Tuesday, February 2, 2010

The Brook




"I come from haunts of coot and hern, I make a sudden sally, and sparkle out among the fern, To bicker down a valley.
By thirty hills I hurry down, or slip between the ridges, By twenty thorps, a little town, and half a hundred bridges.
'Till last by Phillips farm I flow, to join the brimming river, for men may come and men may go , but I go on forever.
I chatter over stony ways, in little sharps and trebles, I bubble into eddying bays, I babble on the pebbles.
With many a curve my banks I fret by many a field and fallow, and many a fairy foreland set, with willow-weed and mallow.
I chatter, chatter, as I flow to join the brimming river, for men may come and men may go but I go on forever.
I wind about , in and out, with here a blossom sailing, and here and there a lusty trout, and here and there a grayling.
And here and there a foamy flake upon me,as I travel, with many a silvery water-break above the golden gravel.

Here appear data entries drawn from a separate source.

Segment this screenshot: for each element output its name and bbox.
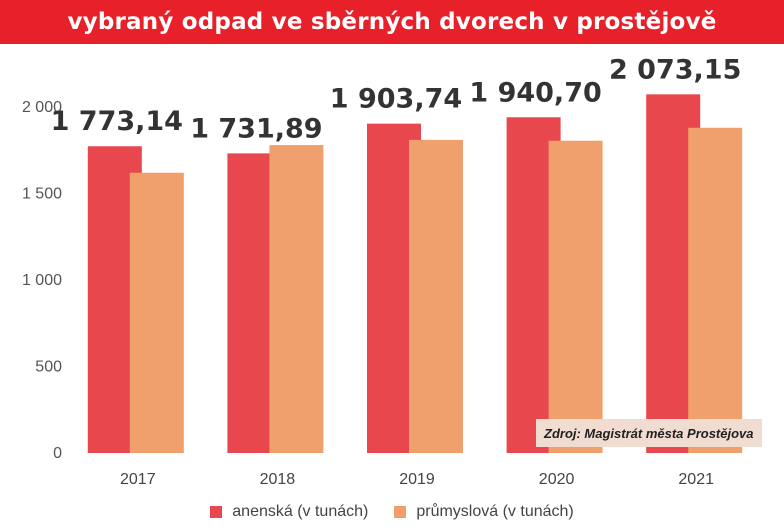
bar-prumyslova-2019 xyxy=(409,139,463,453)
title-bar: vybraný odpad ve sběrných dvorech v pros… xyxy=(0,0,784,44)
legend-label: průmyslová (v tunách) xyxy=(416,503,574,520)
y-tick-label: 1 000 xyxy=(22,272,62,289)
y-tick-label: 0 xyxy=(53,445,62,462)
x-tick-label: 2021 xyxy=(678,471,714,488)
chart-title: vybraný odpad ve sběrných dvorech v pros… xyxy=(67,9,717,35)
y-tick-label: 2 000 xyxy=(22,99,62,116)
data-label: 1 940,70 xyxy=(469,77,601,108)
x-tick-label: 2019 xyxy=(399,471,435,488)
data-label: 1 903,74 xyxy=(330,84,462,115)
data-label: 1 731,89 xyxy=(190,113,322,144)
legend: anenská (v tunách) průmyslová (v tunách) xyxy=(0,500,784,524)
bar-prumyslova-2020 xyxy=(548,140,603,454)
x-tick-label: 2018 xyxy=(260,471,296,488)
bar-prumyslova-2021 xyxy=(688,127,743,453)
legend-label: anenská (v tunách) xyxy=(232,503,369,520)
data-label: 1 773,14 xyxy=(51,106,183,137)
source-text: Zdroj: Magistrát města Prostějova xyxy=(544,425,754,441)
x-tick-label: 2017 xyxy=(120,471,156,488)
y-tick-label: 1 500 xyxy=(22,186,62,203)
y-tick-label: 500 xyxy=(35,359,62,376)
legend-item: anenská (v tunách) xyxy=(210,503,368,521)
bar-prumyslova-2018 xyxy=(269,145,324,453)
data-label: 2 073,15 xyxy=(609,54,741,85)
legend-item: průmyslová (v tunách) xyxy=(394,503,574,521)
x-tick-label: 2020 xyxy=(539,471,575,488)
source-note: Zdroj: Magistrát města Prostějova xyxy=(536,419,762,447)
legend-swatch xyxy=(394,506,407,518)
legend-swatch xyxy=(210,506,223,518)
bar-prumyslova-2017 xyxy=(129,172,184,454)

I steal by lawns and grassy plots, I slide by hazel covers; I move the sweet forget-me-nots that grow for happy lovers.
I slip, I slide, I gloom, I glance, among my skimming swallows;I make the netted sunbeams dance against my sandy shallows.
I murmur under moon and stars, in brambly wildernesses;I linger by my shingly bars, I loiter round my cresses;
And out again I curve and flow, to join the brimming river, for men may come and men may go but i go on forever."